Por outro lado, não tem qualquer dívida com o executado B a quem já pagou a totalidade da dívida referida na letra.
2- A exequente contestou.
Invoca que a letra foi aceite pelo opoente e endossada ao exequente pelo sacador B .Assim, entre a exequente e opoente/aceitante inexiste qualquer relação subjacente, não podendo aquele opor ao exequente/portador quaisquer excepções fundadas nas suas relações com o sacador.
Ao ora exequente, que não se encontra no domínio das relações imediatas com o aceitante, mas ainda assim, invocou a relação material subjacente à emissão da letra: o mútuo consubstanciado no desconto da letra inicial que veio a ser reformada. Mútuo inicial de 83 500€ que resulta, além do mais do extracto bancário do co-executado.
Além disso pelo endosso o exequente tornou-se credor do endossatário e dos demais obrigados pela letra.
A relação material subjacente está explanada no requerimento executivo.
3- Por decisão de 09/04/2014, foi a oposição julgada procedente e os executados absolvidos do pedido executivo.
É do seguinte teor essa decisão:
“1. RELATÓRIO
F M veio deduzir oposição à execução que lhe é movida pelo "A", para pagamento da quantia de 73.833,00€, alegando que a letra dada à execução está prescrita, que não foram alegados os factos que constituem a relação subjacente para que pudesse ser considerada como mero quirografo, que mesmo que sejam considerados suficientes existiria nulidade pela falta de forma de mútuo no valor da letra e, finalmente, impugnando a existência de qualquer relação subjacente.
A exequente contestou, defendendo que a oposição deve ser julgada improcedente, porquanto, estando no domínio das relações mediatas, o opoente não pode invocar exceções respeitantes à relação subjacente, que o título não foi apresentado como título cambiário, mas como quirógrafo e que a relação material subjacente está de forma clara explanada no requerimento executivo.

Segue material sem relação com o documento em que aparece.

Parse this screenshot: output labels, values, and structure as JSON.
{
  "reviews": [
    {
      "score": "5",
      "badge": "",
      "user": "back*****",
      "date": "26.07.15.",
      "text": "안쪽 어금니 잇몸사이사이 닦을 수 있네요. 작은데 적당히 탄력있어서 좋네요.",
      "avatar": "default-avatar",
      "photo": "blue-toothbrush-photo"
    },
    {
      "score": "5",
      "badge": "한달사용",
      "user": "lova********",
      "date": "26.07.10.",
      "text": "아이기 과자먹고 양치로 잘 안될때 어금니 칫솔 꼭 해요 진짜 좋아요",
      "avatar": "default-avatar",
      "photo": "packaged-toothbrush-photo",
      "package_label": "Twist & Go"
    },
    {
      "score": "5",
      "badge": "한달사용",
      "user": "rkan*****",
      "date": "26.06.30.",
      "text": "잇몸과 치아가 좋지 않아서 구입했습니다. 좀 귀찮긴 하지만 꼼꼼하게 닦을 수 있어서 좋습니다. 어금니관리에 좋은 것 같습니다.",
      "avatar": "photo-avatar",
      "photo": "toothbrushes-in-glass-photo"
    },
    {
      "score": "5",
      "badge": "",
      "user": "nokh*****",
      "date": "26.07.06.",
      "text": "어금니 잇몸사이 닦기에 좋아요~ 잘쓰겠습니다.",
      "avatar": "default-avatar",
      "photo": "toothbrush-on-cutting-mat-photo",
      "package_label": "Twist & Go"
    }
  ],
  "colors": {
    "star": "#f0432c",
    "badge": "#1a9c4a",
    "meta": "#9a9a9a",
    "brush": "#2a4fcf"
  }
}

Posto isto, cumpre apreciar e decidir.
*
O Tribunal é o competente.
O processo é o próprio e não existem nulidades que o invalidem totalmente.
As partes têm personalidade e capacidade judiciárias, são legítimas e estão regularmente patrocinadas.
Não se verificam outras excepções, questões prévias ou nulidades que obstem à apreciação de mérito e cumpra conhecer.
*
2. FUNDAMENTAÇÃO DA DECISÃO
São suscitadas, em síntese, quatro questões pelo opoente, as quais devem ser apreciadas, pela lógica, na ordem que se segue: prescrição do título cambiário; insuficiência do título executivo; nulidade por falta de forma do mútuo que constitui relação subjacente; inexistência de relação subjacente e possibilidade de o opoente se defender no âmbito destas.
i) Prescrição do Título Cambiário
Esta é uma falsa questão, uma vez que o exequente assume logo no requerimento executivo que a letra, enquanto título de crédito, se encontra prescrita.
Trata-se de conclusão evidente, face à data de emissão da letra (30/7/2008) e à data de propositura da execução (21/10/2011), e ao prazo de três anos previsto no artigo 70º da LULL.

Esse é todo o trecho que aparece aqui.